Are any of you doing tele-medicine currently? If so, how is it going?

By Steve Moran

A couple of weeks ago I was talking with my friends and Senior Housing Forum partner, LWDA Architecture and Planning, and they started to tell me about this really cool company that was, in effect, creating an emergency room in skilled nursing facilities. The goal: providing more rapid emergency care in order to reduce transfers to hospitals and deaths.

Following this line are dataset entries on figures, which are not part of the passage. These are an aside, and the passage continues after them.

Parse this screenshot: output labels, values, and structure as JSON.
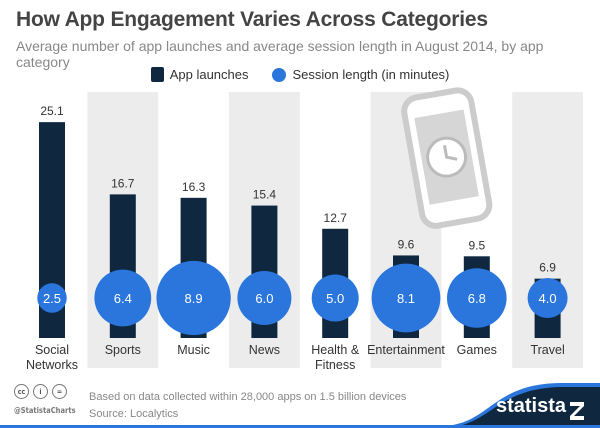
{
  "chart_data": {
    "type": "bar",
    "title": "How App Engagement Varies Across Categories",
    "subtitle": "Average number of app launches and average session length in August 2014, by app category",
    "categories": [
      "Social\nNetworks",
      "Sports",
      "Music",
      "News",
      "Health &\nFitness",
      "Entertainment",
      "Games",
      "Travel"
    ],
    "series": [
      {
        "name": "App launches",
        "type": "bar",
        "color": "#0f2840",
        "values": [
          25.1,
          16.7,
          16.3,
          15.4,
          12.7,
          9.6,
          9.5,
          6.9
        ]
      },
      {
        "name": "Session length (in minutes)",
        "type": "bubble",
        "color": "#2a76dd",
        "values": [
          2.5,
          6.4,
          8.9,
          6.0,
          5.0,
          8.1,
          6.8,
          4.0
        ]
      }
    ],
    "legend_position": "top-center",
    "grid": false
  },
  "footer": {
    "note": "Based on data collected within 28,000 apps on 1.5 billion devices",
    "source": "Source: Localytics",
    "handle": "@StatistaCharts",
    "brand": "statista"
  },
  "icons": [
    "creative-commons-icon",
    "attribution-icon",
    "no-derivatives-icon",
    "smartphone-clock-illustration"
  ]
}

It was a story I had to check out and write about.

The Problem

Call9 was founded by Tim Peck, an emergency room physician and Harvard professor. He was frustrated about the deteriorated conditions of many of the patients they were seeing from nursing homes (about 19% of all ambulance runs) because it would take, on average, 60+ minutes before they were seen by a physician.

Even for those whose lives were in immediate jeopardy (heart attacks and strokes), the average time to a physician was more than 30 minutes.

He wondered what kind of difference it would make if there were an emergency physician with the patient as the critical incident was happening.

Call9

Call9 was founded to solve that problem. Here is how it works:

  • Each nursing home has an EMT, paramedic, or emergency room tech along with a telemedicine app that connects to an always-on-duty person. This individual is a part of the Call9 team. In addition, the team member has a suite of field diagnostic tools that includes ultrasound, EKGs, and basic labs.    
  • When an incident happens, the Call9 technician responds and immediately connects with the emergency doc — who does an assessment and makes recommendations. Around 80% of the time, problems can be addressed without the resident going to the hospital. The rest of the time, the resident is still transported but with earlier interventions substantially improving survival rates and the likelihood of that resident returning to the skilled nursing facility.

Money

First . . . right now they are only working in New York state and only in nursing homes with at least 150 beds. They are getting ready to expand to more states, but have not released which ones. In addition, they have near-term plans to release the technology platform to additional nursing homes and maybe, who knows, assisted living.

The financing is still somewhat complicated. They charge a platform fee to the nursing home, which is pretty easy money to pay because it has such a positive impact on occupancy and revenue. In addition, they have contracts with all or most of the big payor systems. Finally, there is a lot of movement in Congress to recognize and pay for telemedicine services.

They are currently serving around 3,500 beds in 10 facilities with more to come.

I see three huge benefits for communities in moving this direction:

  1. Increased length of stay

  2. Higher occupancy

  3. A significant marketing advantage

Are any of you doing telemedicine currently; if so, how is it going?